3. The Jews of Egypt fought for Caesar, an uneasy partnership that would again come into play during the time immediately preceding Jesus' death. What are the contradictions of creating peace through military force? How effective was the military in achieving that goal in Jesus' time and before Jesus? How effective are modern militaries?
4. The author believes that it's urgent that Christians understand that Christianity is a form of Judaism "if they are to know who they are" [p. 90]. How important is that understanding?
5. Was Mary a shy child-bride or a pragmatic, strong, smart Jewish girl? How does her Magnificat portray her? In what ways is Mary similar to any loving mother? In what ways is she different?
6. The author tells us that Paul insists on sexual and economic equality. What are the controversial parts of Paul's letters that argue for or against his belief in equality between women and men?
7. The author speaks of "odium theologicum--hatred for those nearby who are religiously similar to oneself but nonetheless different" [p. 184]. Do you see this principle at work today? How can we guard against it?
8. Luke, a Gentile who sat amid the temptation of Greco-Roman society, says that wealth makes a Christlike life very challenging. What is the basis for his conclusion? Was Luke more radical than Jesus on this point?

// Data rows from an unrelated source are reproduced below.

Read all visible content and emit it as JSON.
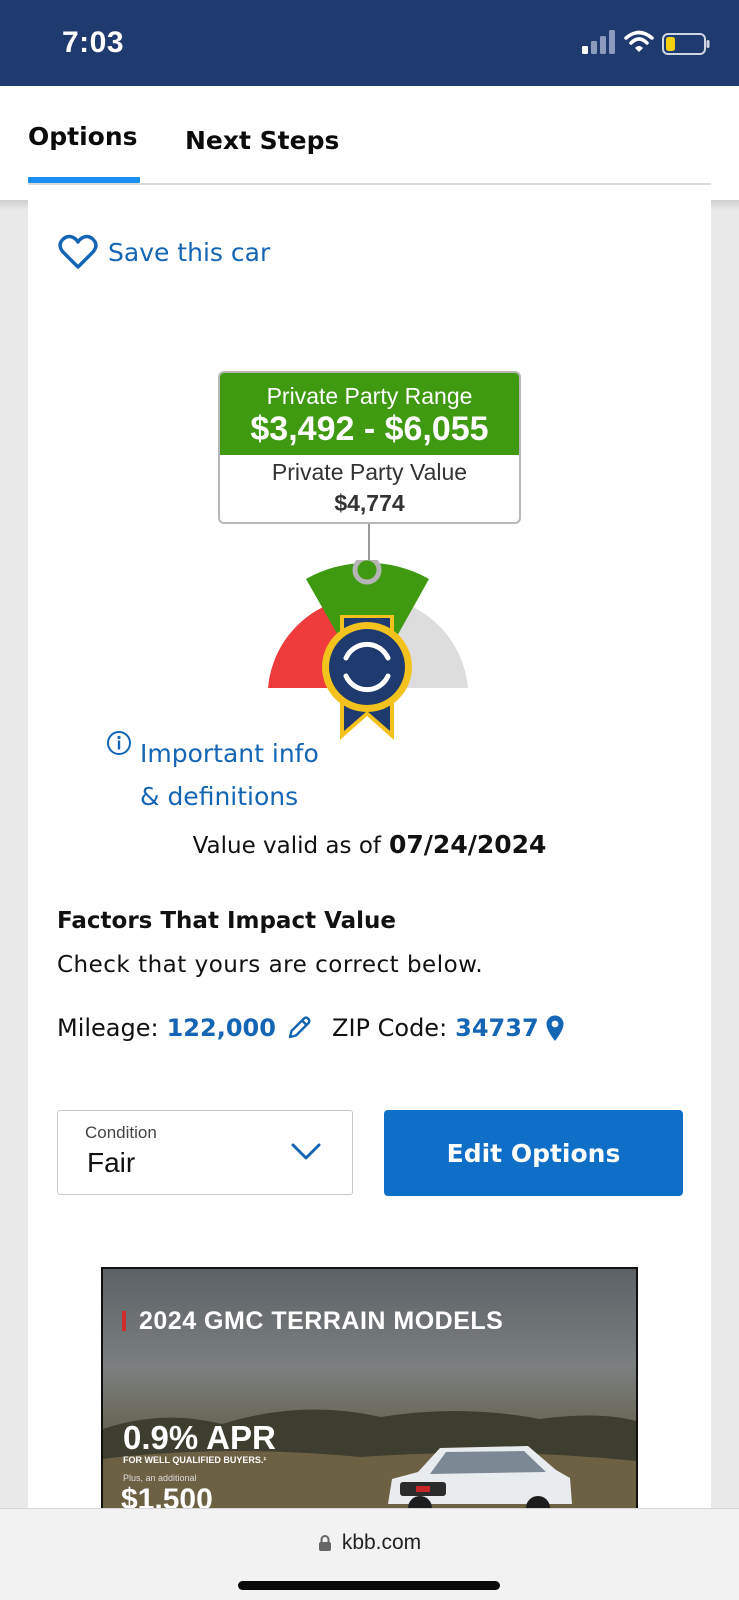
{
  "status_bar": {
    "time": "7:03",
    "signal_icon": "cellular-signal-icon",
    "wifi_icon": "wifi-icon",
    "battery_icon": "battery-low-icon",
    "battery_level": 0.2
  },
  "tabs": [
    {
      "label": "Options",
      "active": true
    },
    {
      "label": "Next Steps",
      "active": false
    }
  ],
  "save": {
    "label": "Save this car",
    "icon": "heart-outline-icon"
  },
  "valuation": {
    "range_title": "Private Party Range",
    "range_amount": "$3,492 - $6,055",
    "value_label": "Private Party Value",
    "value_amount": "$4,774",
    "gauge_icon": "kbb-ribbon-badge-icon",
    "colors": {
      "range_green": "#3f9a12",
      "low_red": "#ef3b3b",
      "high_gray": "#dddddd",
      "badge_navy": "#1f3a6e",
      "badge_gold": "#f3c21c"
    }
  },
  "info": {
    "label": "Important info & definitions",
    "icon": "info-circle-icon"
  },
  "valid": {
    "prefix": "Value valid as of",
    "date": "07/24/2024"
  },
  "factors": {
    "title": "Factors That Impact Value",
    "subtitle": "Check that yours are correct below.",
    "mileage_label": "Mileage:",
    "mileage_value": "122,000",
    "mileage_icon": "pencil-icon",
    "zip_label": "ZIP Code:",
    "zip_value": "34737",
    "zip_icon": "map-pin-icon"
  },
  "condition": {
    "label": "Condition",
    "value": "Fair",
    "icon": "chevron-down-icon"
  },
  "edit_button": {
    "label": "Edit Options"
  },
  "ad": {
    "title": "2024 GMC TERRAIN MODELS",
    "apr": "0.9% APR",
    "qualifier": "FOR WELL QUALIFIED BUYERS.¹",
    "plus": "Plus, an additional",
    "amount": "$1,500"
  },
  "browser": {
    "url": "kbb.com",
    "lock_icon": "lock-icon"
  },
  "colors": {
    "accent_blue": "#1565b5",
    "button_blue": "#0f6fc6",
    "header_navy": "#1f3a6e",
    "tab_underline": "#1a8ef1"
  }
}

9. How does John's Gospel as the source of hurt feelings and exclusivity add to the idea of the Jews as enemies throughout the course of history?
10. It took early Christians nearly four hundred years before they could bear to depict Jesus' crucifixion--only then had the firsthand memories of this tragedy faded enough to give them some necessary distance. When it comes to images, we no longer receive much or any distance from our tragedies--think of Holocaust images or scenes from recent ethnic cleansing in the Balkans or genocide in Africa. How does such immediacy help or hurt us and our understanding of tragedy?
11. The author asks if our spiritual tradition "has become so universalized that it may be claimed by anyone but can no longer boast any characteristic proponents" [p. 307]. Do you think it has? Can this question be answered?
12. The author believes that the teachings of Jesus are responsible for a shift in consciousness toward peace and against the evils of self-interest. Is there evidence of such a shift?
13. The author suggests that Jesus would have supported a separation of church and state. How does Cahill support this assertion?
14. The author speaks of the authority of the dispossessed when it comes to writing true history. Discuss this in the light of the recent historical or literary writing. Do people on the fringe see the truth more clearly than do the people in power? Which category does the author put himself into, and do you agree?
15. What is the essence of Jesus' teaching? Is it possible to understand Jesus' teaching without reference to his life and death? Is Paul's theology a development of Jesus' teaching or a departure from it?